About half of respondents had never smoked. The most frequently reported impairments among respondents with clinically important breathlessness were pain or discomfort (79%) and anxiety or depression (72%).
‘Breathlessness, even when mild, can have a significant negative impact on patients’ quality of life, with huge costs for the health system and economy,’ said Dr Anthony Sunjaya, lead author of the study and Honorary Fellow in the Respiratory Program at The George Institute for Global Health in Sydney. ‘Even so, close to one in three [people] with breathlessness are not seeking help.’
Respondents with clinically important breathlessness were more likely than those with mild breathlessness to report urgent and nonurgent GP visits and specialist visits. However, only 69% of respondents with clinically important breathlessness reported that they had contact with healthcare services regarding their breathing problem during the preceding 12 months.

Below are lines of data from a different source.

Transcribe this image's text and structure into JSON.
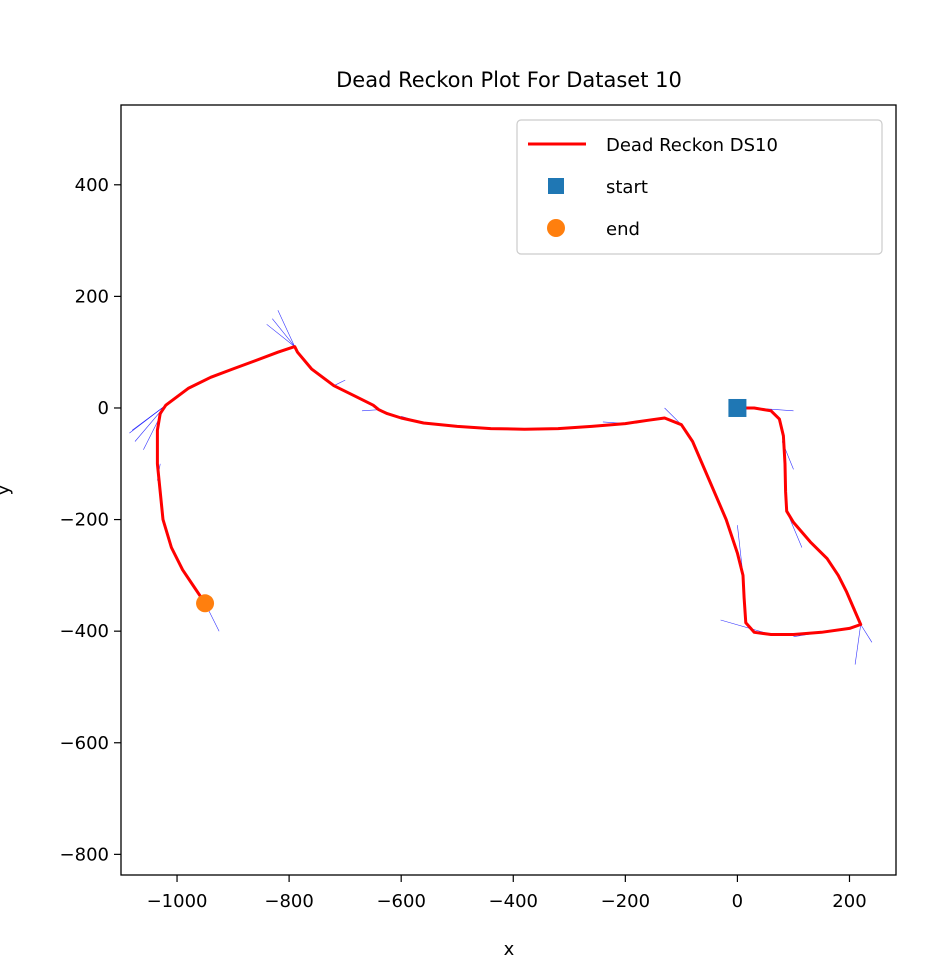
{
  "chart_data": {
    "type": "line",
    "title": "Dead Reckon Plot For Dataset 10",
    "xlabel": "x",
    "ylabel": "y",
    "xlim": [
      -1100,
      283
    ],
    "ylim": [
      -837,
      543
    ],
    "xticks": [
      -1000,
      -800,
      -600,
      -400,
      -200,
      0,
      200
    ],
    "yticks": [
      400,
      200,
      0,
      -200,
      -400,
      -600,
      -800
    ],
    "xtick_labels": [
      "−1000",
      "−800",
      "−600",
      "−400",
      "−200",
      "0",
      "200"
    ],
    "ytick_labels": [
      "400",
      "200",
      "0",
      "−200",
      "−400",
      "−600",
      "−800"
    ],
    "grid": false,
    "legend_position": "top-right",
    "series": [
      {
        "name": "Dead Reckon DS10",
        "kind": "line",
        "color": "#ff0000",
        "points": [
          [
            0,
            0
          ],
          [
            30,
            0
          ],
          [
            60,
            -5
          ],
          [
            75,
            -20
          ],
          [
            82,
            -50
          ],
          [
            85,
            -100
          ],
          [
            86,
            -150
          ],
          [
            88,
            -185
          ],
          [
            100,
            -205
          ],
          [
            130,
            -240
          ],
          [
            160,
            -270
          ],
          [
            180,
            -300
          ],
          [
            195,
            -330
          ],
          [
            210,
            -365
          ],
          [
            220,
            -388
          ],
          [
            200,
            -395
          ],
          [
            150,
            -402
          ],
          [
            100,
            -406
          ],
          [
            60,
            -406
          ],
          [
            30,
            -402
          ],
          [
            15,
            -385
          ],
          [
            12,
            -340
          ],
          [
            10,
            -300
          ],
          [
            0,
            -260
          ],
          [
            -20,
            -200
          ],
          [
            -50,
            -130
          ],
          [
            -80,
            -60
          ],
          [
            -100,
            -30
          ],
          [
            -130,
            -18
          ],
          [
            -160,
            -22
          ],
          [
            -200,
            -28
          ],
          [
            -260,
            -33
          ],
          [
            -320,
            -37
          ],
          [
            -380,
            -38
          ],
          [
            -440,
            -37
          ],
          [
            -500,
            -33
          ],
          [
            -560,
            -27
          ],
          [
            -600,
            -18
          ],
          [
            -625,
            -10
          ],
          [
            -640,
            -3
          ],
          [
            -650,
            5
          ],
          [
            -680,
            20
          ],
          [
            -720,
            40
          ],
          [
            -760,
            70
          ],
          [
            -785,
            100
          ],
          [
            -790,
            110
          ],
          [
            -820,
            100
          ],
          [
            -860,
            85
          ],
          [
            -900,
            70
          ],
          [
            -940,
            55
          ],
          [
            -980,
            35
          ],
          [
            -1020,
            5
          ],
          [
            -1030,
            -10
          ],
          [
            -1035,
            -40
          ],
          [
            -1035,
            -100
          ],
          [
            -1030,
            -150
          ],
          [
            -1025,
            -200
          ],
          [
            -1010,
            -250
          ],
          [
            -990,
            -290
          ],
          [
            -970,
            -320
          ],
          [
            -950,
            -350
          ]
        ]
      },
      {
        "name": "start",
        "kind": "marker",
        "shape": "square",
        "color": "#1f77b4",
        "points": [
          [
            0,
            0
          ]
        ]
      },
      {
        "name": "end",
        "kind": "marker",
        "shape": "circle",
        "color": "#ff7f0e",
        "points": [
          [
            -950,
            -350
          ]
        ]
      }
    ],
    "heading_vectors": {
      "color": "#0000ff",
      "segments": [
        [
          [
            0,
            0
          ],
          [
            50,
            -2
          ]
        ],
        [
          [
            30,
            0
          ],
          [
            100,
            -5
          ]
        ],
        [
          [
            80,
            -60
          ],
          [
            100,
            -110
          ]
        ],
        [
          [
            88,
            -185
          ],
          [
            115,
            -250
          ]
        ],
        [
          [
            180,
            -300
          ],
          [
            210,
            -360
          ]
        ],
        [
          [
            220,
            -388
          ],
          [
            240,
            -420
          ]
        ],
        [
          [
            220,
            -388
          ],
          [
            210,
            -460
          ]
        ],
        [
          [
            150,
            -402
          ],
          [
            100,
            -410
          ]
        ],
        [
          [
            60,
            -406
          ],
          [
            -30,
            -380
          ]
        ],
        [
          [
            10,
            -300
          ],
          [
            0,
            -210
          ]
        ],
        [
          [
            -100,
            -30
          ],
          [
            -130,
            0
          ]
        ],
        [
          [
            -200,
            -28
          ],
          [
            -240,
            -25
          ]
        ],
        [
          [
            -560,
            -27
          ],
          [
            -600,
            -15
          ]
        ],
        [
          [
            -640,
            -3
          ],
          [
            -670,
            -5
          ]
        ],
        [
          [
            -720,
            40
          ],
          [
            -700,
            50
          ]
        ],
        [
          [
            -790,
            110
          ],
          [
            -830,
            160
          ]
        ],
        [
          [
            -790,
            110
          ],
          [
            -820,
            175
          ]
        ],
        [
          [
            -790,
            110
          ],
          [
            -840,
            150
          ]
        ],
        [
          [
            -1020,
            5
          ],
          [
            -1080,
            -40
          ]
        ],
        [
          [
            -1020,
            5
          ],
          [
            -1085,
            -45
          ]
        ],
        [
          [
            -1020,
            5
          ],
          [
            -1075,
            -60
          ]
        ],
        [
          [
            -1020,
            5
          ],
          [
            -1060,
            -75
          ]
        ],
        [
          [
            -1030,
            -100
          ],
          [
            -1035,
            -130
          ]
        ],
        [
          [
            -1010,
            -250
          ],
          [
            -1020,
            -220
          ]
        ],
        [
          [
            -950,
            -350
          ],
          [
            -925,
            -400
          ]
        ]
      ]
    }
  }
}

The likelihood of being employed declined with increasing breathlessness severity. The overall likelihood of employment was lower for women than men and for respondents with two or more medical conditions.

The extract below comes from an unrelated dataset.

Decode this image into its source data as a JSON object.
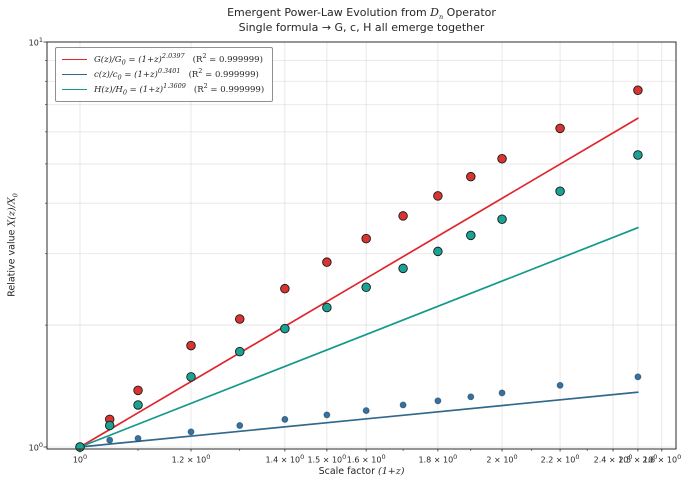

The estimated mean annual healthcare and societal costs per person ranged from $1288 to $3405, and $1489 to $4653, respectively, with higher costs for respondents who also self reported lung or heart disease and respondents with more severe breathlessness.
‘We found the majority of those with breathlessness see their GPs first and in a far higher proportion than any other health professional,’ said Dr Sunjaya. He emphasised the importance of GPs in the screening, assessment and management of breathlessness, and said patients may not always be willing to disclose breathlessness because of its associated stigma.
The survey was conducted in 2019, before the COVID-19 pandemic, and the researchers estimated that post-COVID-19 sequelae may have resulted in an even higher prevalence of breathlessness.
Dr Sunjaya advocated for health professionals and community bodies to raise awareness about the importance of patients seeking help for breathlessness, and for the delivery of evidencebased management to bridge the quality of life impacts of the condition.
‘More research is also needed to develop new solutions and models of care for improved assessment and management of breathlessness in primary care,’ Dr Sunjaya said.